In previous lessons, we learned how important it is to have your user managed (saved and retrieved) successfully. In this lab, you will do it one more time, just to make sure we are ready to move forward into new knowledge conquers 😉 Overall, the goal is to understand how authentication and authorization work in a web applications, why these features are useful and to be able to implement signup and login features using Passport.

Requirements

  • Fork this repo
  • Clone this repo

Submission

  • Upon completion, run the following commands:
git add .
git commit -m "done"
git push origin master
  • Create Pull Request so your TAs can check up your work.

Introductions

The starter-code provides the basic layout and organization for this assignment.

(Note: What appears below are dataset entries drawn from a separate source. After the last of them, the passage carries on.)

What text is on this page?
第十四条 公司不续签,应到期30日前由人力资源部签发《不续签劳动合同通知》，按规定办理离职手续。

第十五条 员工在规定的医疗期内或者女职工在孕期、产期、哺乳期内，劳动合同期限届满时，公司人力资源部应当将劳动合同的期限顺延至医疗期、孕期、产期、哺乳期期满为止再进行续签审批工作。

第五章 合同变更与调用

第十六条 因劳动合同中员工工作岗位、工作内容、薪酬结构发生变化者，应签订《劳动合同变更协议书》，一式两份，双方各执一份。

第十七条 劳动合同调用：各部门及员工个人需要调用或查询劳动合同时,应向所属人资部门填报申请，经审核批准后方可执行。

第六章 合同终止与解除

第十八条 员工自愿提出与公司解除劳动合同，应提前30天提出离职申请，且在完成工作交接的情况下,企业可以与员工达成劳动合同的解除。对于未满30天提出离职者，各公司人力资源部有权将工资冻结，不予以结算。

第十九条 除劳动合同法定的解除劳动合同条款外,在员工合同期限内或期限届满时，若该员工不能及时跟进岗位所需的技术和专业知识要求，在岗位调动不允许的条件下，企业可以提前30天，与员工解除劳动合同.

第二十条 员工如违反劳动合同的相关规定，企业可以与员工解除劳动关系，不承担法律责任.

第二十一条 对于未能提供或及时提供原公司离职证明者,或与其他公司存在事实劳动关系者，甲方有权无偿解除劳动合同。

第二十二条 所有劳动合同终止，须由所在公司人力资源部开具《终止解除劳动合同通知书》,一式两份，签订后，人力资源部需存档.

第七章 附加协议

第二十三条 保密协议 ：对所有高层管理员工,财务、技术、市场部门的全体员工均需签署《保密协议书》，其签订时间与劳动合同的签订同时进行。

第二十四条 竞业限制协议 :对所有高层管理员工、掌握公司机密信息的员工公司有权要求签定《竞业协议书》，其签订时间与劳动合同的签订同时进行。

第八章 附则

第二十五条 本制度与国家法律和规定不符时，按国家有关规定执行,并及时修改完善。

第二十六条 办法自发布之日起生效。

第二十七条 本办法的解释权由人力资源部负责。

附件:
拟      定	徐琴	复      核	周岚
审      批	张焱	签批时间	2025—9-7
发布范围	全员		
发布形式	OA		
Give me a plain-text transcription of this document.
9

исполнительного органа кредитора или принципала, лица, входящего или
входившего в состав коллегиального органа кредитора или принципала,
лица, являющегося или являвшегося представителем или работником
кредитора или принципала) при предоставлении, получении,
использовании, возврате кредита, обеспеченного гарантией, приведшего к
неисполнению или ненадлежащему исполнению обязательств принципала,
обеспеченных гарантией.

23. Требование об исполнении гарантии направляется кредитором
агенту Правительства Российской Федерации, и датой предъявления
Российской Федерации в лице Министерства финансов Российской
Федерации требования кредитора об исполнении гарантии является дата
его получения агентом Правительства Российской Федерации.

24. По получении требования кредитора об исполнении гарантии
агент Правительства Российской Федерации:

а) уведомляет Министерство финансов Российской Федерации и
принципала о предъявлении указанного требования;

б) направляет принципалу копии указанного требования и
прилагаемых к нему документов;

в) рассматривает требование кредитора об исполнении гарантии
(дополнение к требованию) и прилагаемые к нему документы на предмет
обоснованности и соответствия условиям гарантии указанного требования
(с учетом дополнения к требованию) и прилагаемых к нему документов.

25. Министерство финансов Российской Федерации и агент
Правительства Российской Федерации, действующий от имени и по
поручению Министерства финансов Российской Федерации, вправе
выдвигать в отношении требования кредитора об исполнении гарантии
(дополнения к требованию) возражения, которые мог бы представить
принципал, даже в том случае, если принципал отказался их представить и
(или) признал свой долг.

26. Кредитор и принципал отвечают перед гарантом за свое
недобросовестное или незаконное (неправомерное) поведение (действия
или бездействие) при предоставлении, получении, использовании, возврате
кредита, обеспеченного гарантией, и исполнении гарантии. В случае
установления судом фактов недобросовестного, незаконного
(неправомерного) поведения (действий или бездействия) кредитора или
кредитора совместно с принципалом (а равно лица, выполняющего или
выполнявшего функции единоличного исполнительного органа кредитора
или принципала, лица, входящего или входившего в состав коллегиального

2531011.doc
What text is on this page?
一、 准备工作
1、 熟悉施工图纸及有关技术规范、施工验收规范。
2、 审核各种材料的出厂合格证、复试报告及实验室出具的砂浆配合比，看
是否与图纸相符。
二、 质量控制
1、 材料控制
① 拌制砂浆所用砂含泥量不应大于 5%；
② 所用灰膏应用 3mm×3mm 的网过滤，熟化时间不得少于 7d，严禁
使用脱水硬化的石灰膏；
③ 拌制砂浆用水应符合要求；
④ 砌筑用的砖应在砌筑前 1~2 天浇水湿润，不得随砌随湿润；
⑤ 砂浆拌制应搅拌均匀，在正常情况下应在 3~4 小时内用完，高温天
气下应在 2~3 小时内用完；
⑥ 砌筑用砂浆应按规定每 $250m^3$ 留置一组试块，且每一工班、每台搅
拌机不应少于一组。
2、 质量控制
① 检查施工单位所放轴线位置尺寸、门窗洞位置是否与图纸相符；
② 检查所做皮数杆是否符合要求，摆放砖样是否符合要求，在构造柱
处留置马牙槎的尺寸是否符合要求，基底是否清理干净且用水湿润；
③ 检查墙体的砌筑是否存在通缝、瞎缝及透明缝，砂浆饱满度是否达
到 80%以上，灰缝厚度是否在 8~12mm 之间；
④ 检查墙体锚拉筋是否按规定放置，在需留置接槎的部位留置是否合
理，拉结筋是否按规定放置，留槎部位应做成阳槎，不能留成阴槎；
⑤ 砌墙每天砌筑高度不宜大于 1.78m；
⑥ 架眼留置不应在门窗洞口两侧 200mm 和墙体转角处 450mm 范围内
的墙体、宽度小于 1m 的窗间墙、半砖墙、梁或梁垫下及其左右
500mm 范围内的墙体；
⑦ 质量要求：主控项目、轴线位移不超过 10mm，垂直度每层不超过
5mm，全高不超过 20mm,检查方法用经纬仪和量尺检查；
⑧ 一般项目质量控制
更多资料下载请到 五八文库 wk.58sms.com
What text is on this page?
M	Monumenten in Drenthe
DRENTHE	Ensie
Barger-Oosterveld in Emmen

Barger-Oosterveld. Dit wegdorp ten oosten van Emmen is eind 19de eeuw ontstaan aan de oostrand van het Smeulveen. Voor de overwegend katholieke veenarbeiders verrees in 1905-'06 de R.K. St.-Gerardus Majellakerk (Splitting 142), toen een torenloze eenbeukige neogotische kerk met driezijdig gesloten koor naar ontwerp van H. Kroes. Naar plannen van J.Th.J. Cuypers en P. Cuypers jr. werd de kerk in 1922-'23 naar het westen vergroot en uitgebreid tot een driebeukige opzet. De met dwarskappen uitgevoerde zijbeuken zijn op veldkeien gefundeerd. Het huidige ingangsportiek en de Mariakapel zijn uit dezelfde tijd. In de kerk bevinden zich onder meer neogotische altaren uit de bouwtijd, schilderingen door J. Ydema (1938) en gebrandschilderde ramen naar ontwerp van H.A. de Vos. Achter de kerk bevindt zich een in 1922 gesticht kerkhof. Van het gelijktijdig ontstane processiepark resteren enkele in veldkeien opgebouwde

Iteration 0 | Initialize the project

After forking and cloning the project, you will have to add a starter_code/.env file:

PORT=3000

And you have to install all the dependencies:

$ cd starter_code
$ npm install

Now you are ready to start 🚀

Iteration #1: The Signup Feature

The repo you cloned comes with a User model and a router file already made for you. It also has all the views you need, although some are empty 😄

Add a new route to your passportRouter.js file with the path /signup and point it to your views/passport/signup.hbs file.

Now, in that .hbs file, add a form that makes a POST request to /signup, with a field for username and password.

Finally, add a POST route to your passportRouter.js to receive the data from the signup form and create a new user with the data.

Make sure you install bcrypt (or bcryptjs) and passport npm packages and require it in passportRouter.js.

Iteration #2: The Login Feature

In order to add the login feature, let's add one GET route to our router to display the login page. views/passport/login.hbs is empty so let's fill it with some login form. Once we have the form, let's add another route to the router to receive that data and log the user in. The form should make a POST request to /login.

But Wait

In order to do that, we need to configure Sessions and initialize a session with passport in our app.js file. We also need to add the passport.serializeUser functions as well as defining the Passport Local Strategy.

Private Page

In the repo you forked, there is a file called private.hbs. This page is referenced in the passportRouter.js with the path /private-page. We use the ensureLogin.ensureLoggedIn() function to make sure that the user is logged in before viewing this page.